Nach umstrittenem Tennis-Match
Berliner CDU-Fraktion berät über Wegner und Stromausfall
Aktualisiert am 08.01.2026 – 07:56 UhrLesedauer: 1 Min.
Berlins Regierender Bürgermeister gerät unter Druck. Ein Tennis-Match während des großflächigen Stromausfalls sorgt für viel Kritik. Jetzt bespricht sich die CDU-Fraktion.
Die CDU-Fraktion im Berliner Abgeordnetenhaus will sich am heutigen Morgen in einer kurzfristig angesetzten Telefonkonferenz über den tagelangen Stromausfall austauschen. Berlins Regierender Bürgermeister Kai Wegner nimmt an der Besprechung teil, wie die Deutsche Presse-Agentur aus Fraktionskreisen erfuhr. Auch sein umstrittenes Tennis-Match wenige Stunden nach dem Blackout werde demnach eine Rolle spielen. Die Besprechung soll um 8 Uhr starten. Zuvor hatten mehrere Medien, darunter die „B.Z.“ berichtet.
Den Angaben zufolge soll die Schalte allen Berliner CDU-Abgeordneten die Möglichkeit bieten, sich auszutauschen. Auch das Krisenmanagement soll den dpa-Informationen zufolge besprochen werden. Es sei keine reguläre Sitzung. Die nächste Sitzung finde kommenden Dienstag statt.

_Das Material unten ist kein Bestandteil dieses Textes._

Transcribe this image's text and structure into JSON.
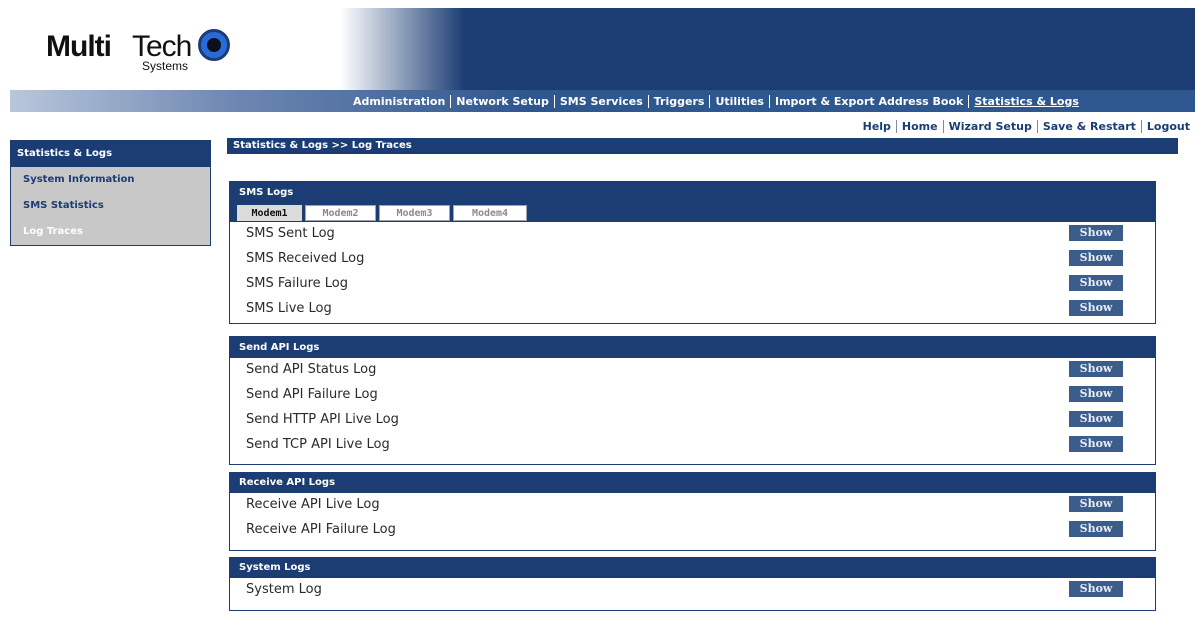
{
  "logo": {
    "multi": "Multi",
    "tech": "Tech",
    "systems": "Systems"
  },
  "topnav": [
    {
      "label": "Administration"
    },
    {
      "label": "Network Setup"
    },
    {
      "label": "SMS Services"
    },
    {
      "label": "Triggers"
    },
    {
      "label": "Utilities"
    },
    {
      "label": "Import & Export Address Book"
    },
    {
      "label": "Statistics & Logs"
    }
  ],
  "utility": [
    {
      "label": "Help"
    },
    {
      "label": "Home"
    },
    {
      "label": "Wizard Setup"
    },
    {
      "label": "Save & Restart"
    },
    {
      "label": "Logout"
    }
  ],
  "sidebar": {
    "title": "Statistics & Logs",
    "items": [
      {
        "label": "System Information"
      },
      {
        "label": "SMS Statistics"
      },
      {
        "label": "Log Traces"
      }
    ]
  },
  "breadcrumb": "Statistics & Logs >> Log Traces",
  "sms_logs": {
    "title": "SMS Logs",
    "tabs": [
      {
        "label": "Modem1"
      },
      {
        "label": "Modem2"
      },
      {
        "label": "Modem3"
      },
      {
        "label": "Modem4"
      }
    ],
    "rows": [
      {
        "label": "SMS Sent Log",
        "action": "Show"
      },
      {
        "label": "SMS Received Log",
        "action": "Show"
      },
      {
        "label": "SMS Failure Log",
        "action": "Show"
      },
      {
        "label": "SMS Live Log",
        "action": "Show"
      }
    ]
  },
  "send_api_logs": {
    "title": "Send API Logs",
    "rows": [
      {
        "label": "Send API Status Log",
        "action": "Show"
      },
      {
        "label": "Send API Failure Log",
        "action": "Show"
      },
      {
        "label": "Send HTTP API Live Log",
        "action": "Show"
      },
      {
        "label": "Send TCP API Live Log",
        "action": "Show"
      }
    ]
  },
  "receive_api_logs": {
    "title": "Receive API Logs",
    "rows": [
      {
        "label": "Receive API Live Log",
        "action": "Show"
      },
      {
        "label": "Receive API Failure Log",
        "action": "Show"
      }
    ]
  },
  "system_logs": {
    "title": "System Logs",
    "rows": [
      {
        "label": "System Log",
        "action": "Show"
      }
    ]
  },
  "colors": {
    "navy": "#1b3d74",
    "nav_bar": "#2e568f",
    "sidebar_bg": "#c8c8c8",
    "button": "#3c5c8c"
  }
}
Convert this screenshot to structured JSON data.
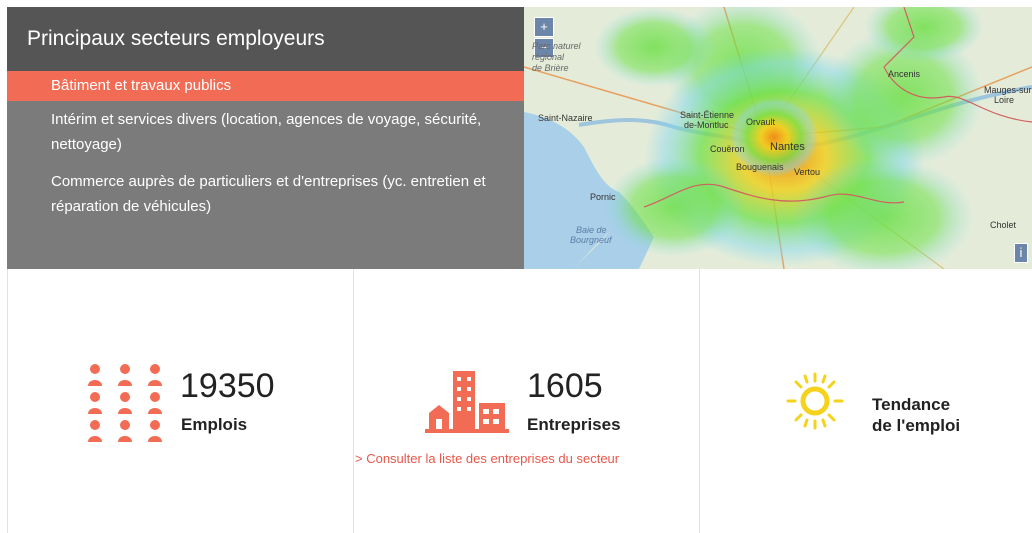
{
  "sectors": {
    "title": "Principaux secteurs employeurs",
    "items": [
      {
        "label": "Bâtiment et travaux publics",
        "active": true
      },
      {
        "label": "Intérim et services divers (location, agences de voyage, sécurité, nettoyage)",
        "active": false
      },
      {
        "label": "Commerce auprès de particuliers et d'entreprises (yc. entretien et réparation de véhicules)",
        "active": false
      }
    ]
  },
  "map": {
    "zoom_in": "+",
    "zoom_out": "−",
    "info": "i",
    "labels": {
      "parc_line1": "Parc naturel",
      "parc_line2": "régional",
      "parc_line3": "de Brière",
      "saint_nazaire": "Saint-Nazaire",
      "saint_etienne_1": "Saint-Étienne",
      "saint_etienne_2": "de-Montluc",
      "orvault": "Orvault",
      "couëron": "Couëron",
      "nantes": "Nantes",
      "bouguenais": "Bouguenais",
      "vertou": "Vertou",
      "ancenis": "Ancenis",
      "mauges_1": "Mauges-sur-",
      "mauges_2": "Loire",
      "pornic": "Pornic",
      "baie_1": "Baie de",
      "baie_2": "Bourgneuf",
      "cholet": "Cholet"
    },
    "colors": {
      "heat_low": "#7fd7f0",
      "heat_mid": "#6fe04a",
      "heat_high": "#f0d020",
      "heat_peak": "#f08a1a"
    }
  },
  "stats": {
    "jobs": {
      "value": "19350",
      "label": "Emplois",
      "icon": "people-grid-icon"
    },
    "companies": {
      "value": "1605",
      "label": "Entreprises",
      "icon": "buildings-icon",
      "link": "> Consulter la liste des entreprises du secteur"
    },
    "trend": {
      "label_line1": "Tendance",
      "label_line2": "de l'emploi",
      "icon": "sun-icon"
    }
  },
  "colors": {
    "accent": "#f26c55",
    "header_dark": "#555555",
    "panel_grey": "#7b7b7b",
    "link": "#e8574a",
    "sun": "#f5d21c"
  }
}
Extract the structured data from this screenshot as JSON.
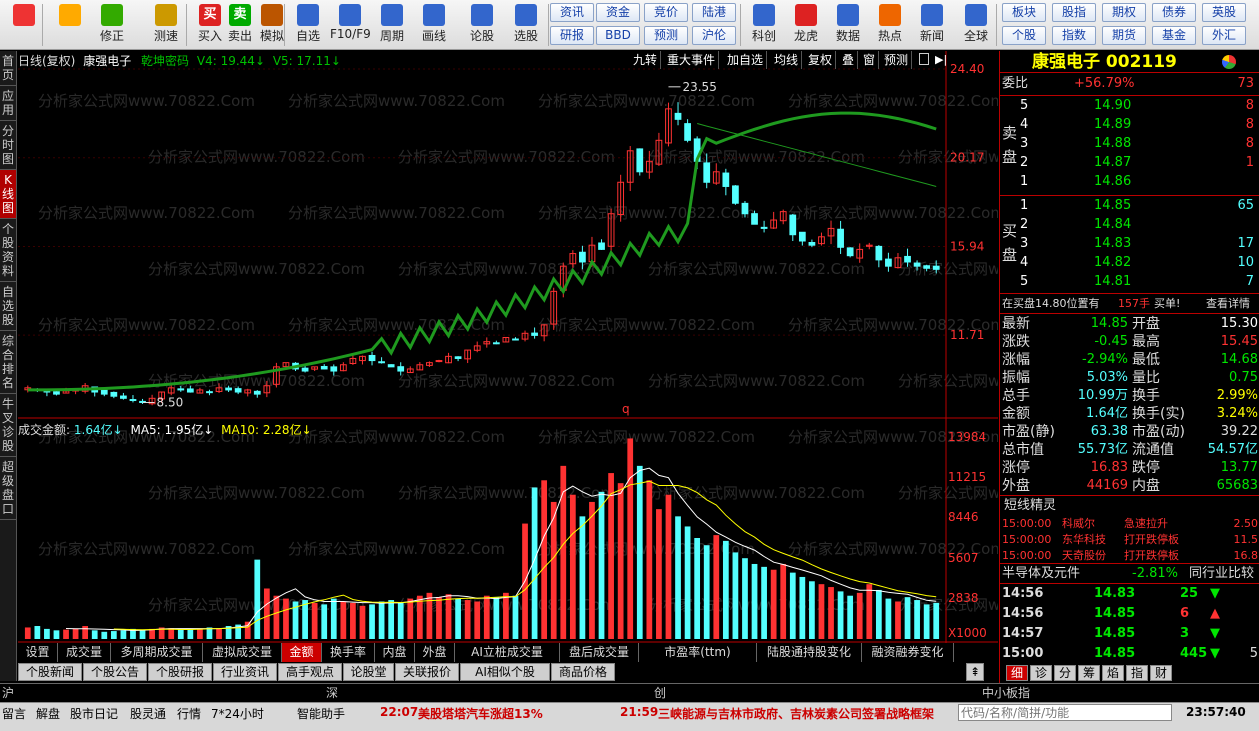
{
  "toolbar": {
    "items": [
      {
        "label": "",
        "icon": "logo-icon"
      },
      {
        "label": "",
        "icon": "back-arrow-icon"
      },
      {
        "label": "修正",
        "icon": "fix-icon"
      },
      {
        "label": "测速",
        "icon": "clock-icon"
      },
      {
        "label": "买入",
        "icon": "buy-icon",
        "glyph": "买"
      },
      {
        "label": "卖出",
        "icon": "sell-icon",
        "glyph": "卖"
      },
      {
        "label": "模拟",
        "icon": "hammer-icon"
      },
      {
        "label": "自选",
        "icon": "star-icon"
      },
      {
        "label": "F10/F9",
        "icon": "f10-icon"
      },
      {
        "label": "周期",
        "icon": "period-icon"
      },
      {
        "label": "画线",
        "icon": "pencil-icon"
      },
      {
        "label": "论股",
        "icon": "discuss-icon"
      },
      {
        "label": "选股",
        "icon": "pick-icon"
      }
    ],
    "mini_buttons": [
      "资讯",
      "资金",
      "竞价",
      "陆港",
      "研报",
      "BBD",
      "预测",
      "沪伦"
    ],
    "mid_items": [
      "科创",
      "龙虎",
      "数据",
      "热点",
      "新闻",
      "全球"
    ],
    "right_buttons": [
      "板块",
      "股指",
      "期权",
      "债券",
      "英股",
      "个股",
      "指数",
      "期货",
      "基金",
      "外汇"
    ]
  },
  "left_nav": [
    "首页",
    "应用",
    "分时图",
    "K线图",
    "个股资料",
    "自选股",
    "综合排名",
    "牛叉诊股",
    "超级盘口"
  ],
  "chart": {
    "header": {
      "title": "日线(复权)",
      "stock_name": "康强电子",
      "indicator": "乾坤密码",
      "v4": "V4: 19.44↓",
      "v5": "V5: 17.11↓"
    },
    "top_tools": [
      "九转",
      "重大事件",
      "加自选",
      "均线",
      "复权",
      "叠",
      "窗",
      "预测"
    ],
    "price_ticks": [
      "24.40",
      "20.17",
      "15.94",
      "11.71"
    ],
    "high_label": "23.55",
    "low_label": "8.50",
    "q_marker": "q",
    "volume_header": {
      "label": "成交金额:",
      "value": "1.64亿↓",
      "ma5": "MA5: 1.95亿↓",
      "ma10": "MA10: 2.28亿↓"
    },
    "volume_ticks": [
      "13984",
      "11215",
      "8446",
      "5607",
      "2838",
      "X1000"
    ],
    "watermark": "分析家公式网www.70822.Com"
  },
  "chart_data": {
    "type": "candlestick",
    "price_ylim": [
      8.0,
      24.4
    ],
    "high": 23.55,
    "low": 8.5,
    "closes": [
      9.2,
      9.1,
      9.0,
      8.9,
      9.05,
      9.1,
      9.3,
      9.0,
      8.9,
      8.8,
      8.7,
      8.6,
      8.5,
      8.7,
      9.0,
      9.2,
      9.1,
      9.0,
      9.1,
      9.0,
      9.2,
      9.1,
      9.0,
      9.1,
      8.9,
      9.3,
      10.2,
      10.4,
      10.1,
      10.0,
      10.2,
      10.1,
      10.0,
      10.3,
      10.6,
      10.7,
      10.5,
      10.4,
      10.2,
      10.0,
      10.1,
      10.3,
      10.4,
      10.5,
      10.7,
      10.6,
      11.0,
      11.2,
      11.4,
      11.3,
      11.6,
      11.5,
      11.8,
      11.7,
      12.2,
      13.8,
      15.0,
      15.6,
      15.2,
      16.0,
      15.8,
      17.5,
      19.0,
      20.5,
      19.5,
      20.0,
      21.0,
      22.5,
      22.0,
      21.0,
      20.0,
      19.0,
      19.5,
      18.8,
      18.0,
      17.5,
      17.0,
      16.8,
      17.2,
      17.6,
      16.5,
      16.2,
      16.0,
      16.4,
      16.8,
      15.9,
      15.5,
      15.8,
      16.0,
      15.3,
      15.0,
      15.4,
      15.2,
      15.0,
      14.9,
      14.85
    ],
    "volume_ylim": [
      0,
      14000
    ],
    "volumes": [
      800,
      900,
      700,
      600,
      650,
      700,
      900,
      600,
      500,
      550,
      600,
      700,
      650,
      700,
      800,
      750,
      700,
      650,
      700,
      800,
      750,
      900,
      1000,
      1200,
      5500,
      3500,
      3000,
      2800,
      2600,
      2700,
      2500,
      2400,
      2800,
      2600,
      2500,
      2300,
      2400,
      2600,
      2700,
      2500,
      2800,
      3000,
      3200,
      2900,
      3100,
      2800,
      2700,
      2600,
      3000,
      2900,
      3200,
      3000,
      8000,
      10500,
      11000,
      9500,
      12000,
      10000,
      8500,
      9500,
      10200,
      11500,
      10800,
      13900,
      12000,
      11000,
      9000,
      10000,
      8500,
      7800,
      7000,
      6500,
      7200,
      6800,
      6000,
      5600,
      5200,
      5000,
      4800,
      5200,
      4600,
      4300,
      4000,
      3800,
      3600,
      3300,
      3000,
      3200,
      3800,
      3400,
      2800,
      2600,
      2900,
      2700,
      2400,
      2500
    ],
    "ma5_volume": "1.95亿",
    "ma10_volume": "2.28亿"
  },
  "side": {
    "stock_title": "康强电子 002119",
    "weibi_label": "委比",
    "weibi_value": "+56.79%",
    "weibi_right": "73",
    "sell_label": "卖盘",
    "buy_label": "买盘",
    "sell": [
      {
        "n": "5",
        "price": "14.90",
        "vol": "8"
      },
      {
        "n": "4",
        "price": "14.89",
        "vol": "8"
      },
      {
        "n": "3",
        "price": "14.88",
        "vol": "8"
      },
      {
        "n": "2",
        "price": "14.87",
        "vol": "1"
      },
      {
        "n": "1",
        "price": "14.86",
        "vol": ""
      }
    ],
    "buy": [
      {
        "n": "1",
        "price": "14.85",
        "vol": "65"
      },
      {
        "n": "2",
        "price": "14.84",
        "vol": ""
      },
      {
        "n": "3",
        "price": "14.83",
        "vol": "17"
      },
      {
        "n": "4",
        "price": "14.82",
        "vol": "10"
      },
      {
        "n": "5",
        "price": "14.81",
        "vol": "7"
      }
    ],
    "order_note": "在买盘14.80位置有",
    "order_size": "157手",
    "order_tag": "买单!",
    "order_link": "查看详情",
    "stats": [
      {
        "l": "最新",
        "v": "14.85",
        "l2": "开盘",
        "v2": "15.30"
      },
      {
        "l": "涨跌",
        "v": "-0.45",
        "l2": "最高",
        "v2": "15.45"
      },
      {
        "l": "涨幅",
        "v": "-2.94%",
        "l2": "最低",
        "v2": "14.68"
      },
      {
        "l": "振幅",
        "v": "5.03%",
        "l2": "量比",
        "v2": "0.75"
      },
      {
        "l": "总手",
        "v": "10.99万",
        "l2": "换手",
        "v2": "2.99%"
      },
      {
        "l": "金额",
        "v": "1.64亿",
        "l2": "换手(实)",
        "v2": "3.24%"
      },
      {
        "l": "市盈(静)",
        "v": "63.38",
        "l2": "市盈(动)",
        "v2": "39.22"
      },
      {
        "l": "总市值",
        "v": "55.73亿",
        "l2": "流通值",
        "v2": "54.57亿"
      },
      {
        "l": "涨停",
        "v": "16.83",
        "l2": "跌停",
        "v2": "13.77"
      },
      {
        "l": "外盘",
        "v": "44169",
        "l2": "内盘",
        "v2": "65683"
      }
    ],
    "short_title": "短线精灵",
    "short_rows": [
      {
        "t": "15:00:00",
        "name": "科威尔",
        "ev": "急速拉升",
        "val": "2.50"
      },
      {
        "t": "15:00:00",
        "name": "东华科技",
        "ev": "打开跌停板",
        "val": "11.5"
      },
      {
        "t": "15:00:00",
        "name": "天奇股份",
        "ev": "打开跌停板",
        "val": "16.8"
      }
    ],
    "sector_name": "半导体及元件",
    "sector_change": "-2.81%",
    "sector_link": "同行业比较",
    "ticks": [
      {
        "t": "14:56",
        "p": "14.83",
        "v": "25",
        "d": "down"
      },
      {
        "t": "14:56",
        "p": "14.85",
        "v": "6",
        "d": "up"
      },
      {
        "t": "14:57",
        "p": "14.85",
        "v": "3",
        "d": "down"
      },
      {
        "t": "15:00",
        "p": "14.85",
        "v": "445",
        "d": "down",
        "extra": "5"
      }
    ],
    "bottom_tabs": [
      "细",
      "诊",
      "分",
      "筹",
      "焰",
      "指",
      "财"
    ]
  },
  "bottom_tabs": [
    "设置",
    "成交量",
    "多周期成交量",
    "虚拟成交量",
    "金额",
    "换手率",
    "内盘",
    "外盘",
    "AI立桩成交量",
    "盘后成交量",
    "市盈率(ttm)",
    "陆股通持股变化",
    "融资融券变化"
  ],
  "info_tabs": [
    "个股新闻",
    "个股公告",
    "个股研报",
    "行业资讯",
    "高手观点",
    "论股堂",
    "关联报价",
    "AI相似个股",
    "商品价格"
  ],
  "index_bar": {
    "sh": "沪",
    "sz": "深",
    "cy": "创",
    "zxb": "中小板指"
  },
  "status_bar": {
    "items": [
      "留言",
      "解盘",
      "股市日记",
      "股灵通",
      "行情",
      "7*24小时",
      "智能助手"
    ],
    "news1_time": "22:07",
    "news1": "美股塔塔汽车涨超13%",
    "news2_time": "21:59",
    "news2": "三峡能源与吉林市政府、吉林炭素公司签署战略框架",
    "search_placeholder": "代码/名称/简拼/功能",
    "clock": "23:57:40"
  }
}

Wegner steht wegen seines Agierens im längsten Stromausfall der Berliner Nachkriegsgeschichte unter Druck. Der CDU-Politiker räumte ein, am Samstag wenige Stunden nach Beginn des Blackouts im Berliner Südwesten Tennis gespielt zu haben – während sich 100.000 Betroffene ohne Strom und Heizung, Internet und Handy-Empfang mitten im Winter große Sorgen machten, vor Ort eilig Notunterkünfte aufgebaut wurden und Hilfe anlief. Er spielte zusammen mit seiner Lebensgefährtin, Bildungssenatorin Katharina Günther-Wünsch (beide CDU).
Wegner ist auch Spitzenkandidat der CDU für die Abgeordnetenhauswahl im September.